Liban : la fuite du nom du nouveau Premier ministre provoque la colère dans la rue
- Avec AFP
Au Liban, les manifestants ont accueilli avec consternation et colère des informations sur une possible désignation d'un nouveau Premier ministre issu de la classe politique dirigeante dont ils réclament le départ depuis un mois.
Les Libanais sont sortis dans la rue le 15 novembre pour protester haut et fort contre la possible nomination d'un nouveau Premier ministre, issu de l'entourage des actuels dirigeants du pays. Selon de hauts responsables et la presse locale, les principales forces politiques sont effectivement convenues de désigner l'ex-ministre des Finances et richissime homme d'affaires, Mohammed Safadi, 75 ans, pour remplacer Saad Hariri qui a démissionné le 29 octobre sous la pression de la rue. Mohammed Safadi est le principal actionnaire d'une société impliquée dans divers projets dont la gestion d'un complexe de luxe en bord de mer qui empiète sur des biens publics.
Aucune annonce officielle n'a été malgré tout faite par le président Michel Aoun, qui doit procéder, selon la Constitution, à des consultations parlementaires à l'issue desquelles il nomme le Premier ministre.
En début de soirée, ce 15 novembre, des manifestants se sont rassemblés devant le domicile de Mohammed Safadi à Beyrouth pour protester contre son éventuelle nomination, le qualifiant de corrompu. «Nous sommes ici pour exprimer le refus catégorique des révolutionnaires de voir Mohammed Safadi désigné à tête du prochain gouvernement», a affirmé à l'AFP Ali Noureddine, un manifestant. «Mohammed Safadi est un corrompu», a-t-il ajouté.
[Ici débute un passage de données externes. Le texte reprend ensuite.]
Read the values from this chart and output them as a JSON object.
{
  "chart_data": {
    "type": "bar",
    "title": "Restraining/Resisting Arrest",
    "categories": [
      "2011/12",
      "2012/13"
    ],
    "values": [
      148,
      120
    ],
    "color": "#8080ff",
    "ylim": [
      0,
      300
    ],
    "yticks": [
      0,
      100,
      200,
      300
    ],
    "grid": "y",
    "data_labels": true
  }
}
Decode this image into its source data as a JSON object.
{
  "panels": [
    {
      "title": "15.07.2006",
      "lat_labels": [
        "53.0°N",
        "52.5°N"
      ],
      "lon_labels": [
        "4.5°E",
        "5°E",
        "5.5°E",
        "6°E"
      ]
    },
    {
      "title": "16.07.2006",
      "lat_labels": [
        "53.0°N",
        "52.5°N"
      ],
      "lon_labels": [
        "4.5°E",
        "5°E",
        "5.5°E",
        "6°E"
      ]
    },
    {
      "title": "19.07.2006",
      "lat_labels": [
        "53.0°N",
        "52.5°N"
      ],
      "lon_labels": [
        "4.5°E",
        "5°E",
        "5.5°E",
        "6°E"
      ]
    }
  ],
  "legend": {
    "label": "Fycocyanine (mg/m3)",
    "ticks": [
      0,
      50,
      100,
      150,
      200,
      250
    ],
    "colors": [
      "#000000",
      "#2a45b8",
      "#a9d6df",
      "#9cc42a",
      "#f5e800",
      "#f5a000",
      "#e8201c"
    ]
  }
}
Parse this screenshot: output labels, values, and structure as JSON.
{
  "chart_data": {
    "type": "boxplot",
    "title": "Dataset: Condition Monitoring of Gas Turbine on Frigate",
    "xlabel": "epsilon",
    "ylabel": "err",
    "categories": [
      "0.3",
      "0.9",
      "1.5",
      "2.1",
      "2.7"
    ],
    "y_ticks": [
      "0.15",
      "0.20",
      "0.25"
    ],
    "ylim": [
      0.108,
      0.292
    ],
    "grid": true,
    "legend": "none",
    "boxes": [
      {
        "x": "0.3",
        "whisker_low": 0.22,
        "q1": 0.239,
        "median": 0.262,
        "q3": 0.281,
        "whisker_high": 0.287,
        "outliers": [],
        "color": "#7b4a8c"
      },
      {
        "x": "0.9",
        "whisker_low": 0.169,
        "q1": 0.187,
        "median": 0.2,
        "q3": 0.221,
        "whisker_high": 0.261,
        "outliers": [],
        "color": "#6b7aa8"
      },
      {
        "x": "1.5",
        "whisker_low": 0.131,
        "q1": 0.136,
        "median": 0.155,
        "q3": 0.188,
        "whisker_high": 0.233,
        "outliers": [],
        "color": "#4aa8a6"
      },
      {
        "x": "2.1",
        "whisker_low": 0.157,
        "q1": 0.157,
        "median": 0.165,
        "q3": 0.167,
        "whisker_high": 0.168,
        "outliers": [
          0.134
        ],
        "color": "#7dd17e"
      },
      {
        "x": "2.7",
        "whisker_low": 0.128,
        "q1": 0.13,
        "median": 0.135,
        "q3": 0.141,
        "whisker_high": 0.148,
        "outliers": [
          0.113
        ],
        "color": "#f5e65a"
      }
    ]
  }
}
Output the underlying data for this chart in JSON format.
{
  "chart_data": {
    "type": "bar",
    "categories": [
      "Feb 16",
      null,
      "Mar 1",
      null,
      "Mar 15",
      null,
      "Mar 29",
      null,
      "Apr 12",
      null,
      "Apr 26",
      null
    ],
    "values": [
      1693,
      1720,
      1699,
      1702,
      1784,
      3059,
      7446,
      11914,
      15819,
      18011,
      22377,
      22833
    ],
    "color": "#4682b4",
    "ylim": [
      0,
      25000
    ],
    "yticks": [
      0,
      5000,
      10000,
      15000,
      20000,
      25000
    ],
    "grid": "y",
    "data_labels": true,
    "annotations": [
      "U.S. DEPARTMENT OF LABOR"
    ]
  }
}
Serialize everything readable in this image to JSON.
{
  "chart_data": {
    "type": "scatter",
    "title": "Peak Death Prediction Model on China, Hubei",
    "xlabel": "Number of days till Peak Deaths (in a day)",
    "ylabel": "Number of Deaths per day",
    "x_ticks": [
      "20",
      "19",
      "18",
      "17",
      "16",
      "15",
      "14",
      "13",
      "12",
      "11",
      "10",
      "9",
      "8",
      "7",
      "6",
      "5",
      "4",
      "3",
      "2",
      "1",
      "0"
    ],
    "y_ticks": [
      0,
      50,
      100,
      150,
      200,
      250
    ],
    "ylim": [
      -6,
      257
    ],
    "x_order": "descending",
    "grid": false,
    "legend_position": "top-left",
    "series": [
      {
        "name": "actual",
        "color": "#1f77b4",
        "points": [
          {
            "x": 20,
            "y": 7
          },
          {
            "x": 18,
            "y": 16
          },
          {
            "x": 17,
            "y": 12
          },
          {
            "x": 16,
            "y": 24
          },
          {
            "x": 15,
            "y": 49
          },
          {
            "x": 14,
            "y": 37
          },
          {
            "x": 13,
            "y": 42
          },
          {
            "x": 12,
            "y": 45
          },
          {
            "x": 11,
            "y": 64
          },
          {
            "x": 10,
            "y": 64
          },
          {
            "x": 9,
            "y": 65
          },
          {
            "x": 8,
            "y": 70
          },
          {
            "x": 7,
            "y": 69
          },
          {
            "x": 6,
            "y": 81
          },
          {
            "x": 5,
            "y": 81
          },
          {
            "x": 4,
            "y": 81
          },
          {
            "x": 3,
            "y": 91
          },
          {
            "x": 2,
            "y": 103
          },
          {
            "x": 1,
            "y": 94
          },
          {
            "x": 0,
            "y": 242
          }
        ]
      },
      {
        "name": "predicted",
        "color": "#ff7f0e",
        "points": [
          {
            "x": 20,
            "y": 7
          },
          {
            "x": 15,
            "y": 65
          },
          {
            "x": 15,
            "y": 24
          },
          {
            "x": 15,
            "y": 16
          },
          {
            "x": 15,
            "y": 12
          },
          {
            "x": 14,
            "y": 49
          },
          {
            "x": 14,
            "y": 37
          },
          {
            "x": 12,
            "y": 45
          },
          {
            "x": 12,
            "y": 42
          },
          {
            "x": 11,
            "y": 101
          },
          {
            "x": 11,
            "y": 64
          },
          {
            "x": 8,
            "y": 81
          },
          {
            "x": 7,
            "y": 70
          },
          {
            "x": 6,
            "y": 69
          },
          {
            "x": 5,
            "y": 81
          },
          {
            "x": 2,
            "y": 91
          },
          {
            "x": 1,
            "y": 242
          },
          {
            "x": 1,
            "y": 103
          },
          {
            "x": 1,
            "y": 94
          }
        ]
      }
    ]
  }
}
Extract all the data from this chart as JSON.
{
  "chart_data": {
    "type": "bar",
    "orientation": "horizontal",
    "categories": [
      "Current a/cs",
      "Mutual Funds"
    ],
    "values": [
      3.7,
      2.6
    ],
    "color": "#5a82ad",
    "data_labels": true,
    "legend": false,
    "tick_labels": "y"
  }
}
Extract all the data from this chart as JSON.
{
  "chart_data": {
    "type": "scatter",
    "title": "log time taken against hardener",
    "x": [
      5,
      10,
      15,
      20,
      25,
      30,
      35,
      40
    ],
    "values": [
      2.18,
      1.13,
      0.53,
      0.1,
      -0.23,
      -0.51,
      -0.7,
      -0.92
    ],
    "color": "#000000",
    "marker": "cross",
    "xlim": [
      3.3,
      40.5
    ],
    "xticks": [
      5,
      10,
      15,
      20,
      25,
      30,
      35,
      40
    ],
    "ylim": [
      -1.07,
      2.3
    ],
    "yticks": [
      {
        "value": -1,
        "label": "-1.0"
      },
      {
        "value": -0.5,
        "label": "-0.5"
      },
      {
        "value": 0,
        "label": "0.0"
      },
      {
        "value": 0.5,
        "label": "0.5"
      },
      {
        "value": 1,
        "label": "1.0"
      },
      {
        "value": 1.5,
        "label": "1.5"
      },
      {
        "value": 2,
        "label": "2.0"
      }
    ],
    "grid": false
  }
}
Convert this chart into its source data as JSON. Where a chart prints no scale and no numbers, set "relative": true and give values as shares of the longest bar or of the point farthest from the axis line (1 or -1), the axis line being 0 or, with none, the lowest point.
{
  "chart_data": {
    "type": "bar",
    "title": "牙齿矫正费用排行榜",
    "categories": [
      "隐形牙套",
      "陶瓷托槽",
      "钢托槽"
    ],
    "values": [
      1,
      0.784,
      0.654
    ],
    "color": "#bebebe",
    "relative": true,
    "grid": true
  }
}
A Tripoli, la capitale du Nord dont Mohammed Safadi est originaire et épicentre de la contestation, les manifestants n'ont pas tardé à réagir après les fuites sur sa possible nomination. Ils se sont rassemblés devant l'une de ses propriétés, décriant ce qu'ils ont qualifié de provocation. «Choisir Mohammed Safadi [...] prouve que les hommes politiques au pouvoir sont dans un profond coma, ils vivent sur une autre planète», a déploré Jamal Badawi, un manifestant de 60 ans.
Pour Samer Anous, un professeur d'université, Mohammed Safadi incarne la classe politique dont le mouvement de protestation veut se débarrasser : «Il fait partie intégrante de la structure de ce leadership [et] ne répond pas aux aspirations du soulèvement.»
A Saïda, dans le Sud, les manifestants ont bloqué des routes après avoir campé la nuit sur une place centrale.
Dans un communiqué, l'armée a assuré avoir arrêté le 15 novembre 20 personnes après que des militaires ont été pris pour cible lors de tentatives d'ouverture de routes bloquées par les protestataires, sans autres précisions. Neuf manifestants ont été relâchés tandis que sept sont toujours détenus et quatre ont été transférés à la police militaire, selon l'armée.
Les hôpitaux en grève contre les pénuries de certains équipements et produits élémentaires
Ce 15 novembre, des dizaines d'hôpitaux du pays ont en outre observé une grève, dénonçant des pénuries de certains équipements et produits élémentaires, dues aux retards dans le paiement de leurs arriérés par l'Etat et à une pénurie de dollars sur le marché.
Les banques étaient elles fermées après avoir déjà chômé durant les deux premières semaines du mouvement. En un mois de contestation, celles-ci ont ouvert seulement une semaine en renforçant les mesures de contrôle sur les retraits, entraînant parfois des heurts avec les clients.
Le 14 novembre, l'agence internationale de notation Standard & Poor’s (S&P), a abaissé la note de trois banques locales de «B-» à «CCC» assortie d'une «perspective négative». Il y a dix jours, l'agence Moody's a abaissé la note souveraine du Liban de «Caa1» à «Caa2», un niveau associé à une forte probabilité de rééchelonnement de la dette. Depuis août, le dollar, utilisé au même titre que la livre au Liban, s'est raréfié provoquant un bond du taux de change sur le marché noir, fixé depuis 1997 à 1 507 livres pour un dollar. Cela a pénalisé de nombreux importateurs, notamment de carburants, de médicaments et de farine.
Le Liban est secoué depuis le 17 octobre par une contestation sans précédent contre l'ensemble d'une classe dirigeante accusée de corruption et d'incompétence dans un contexte de crise économique aiguë.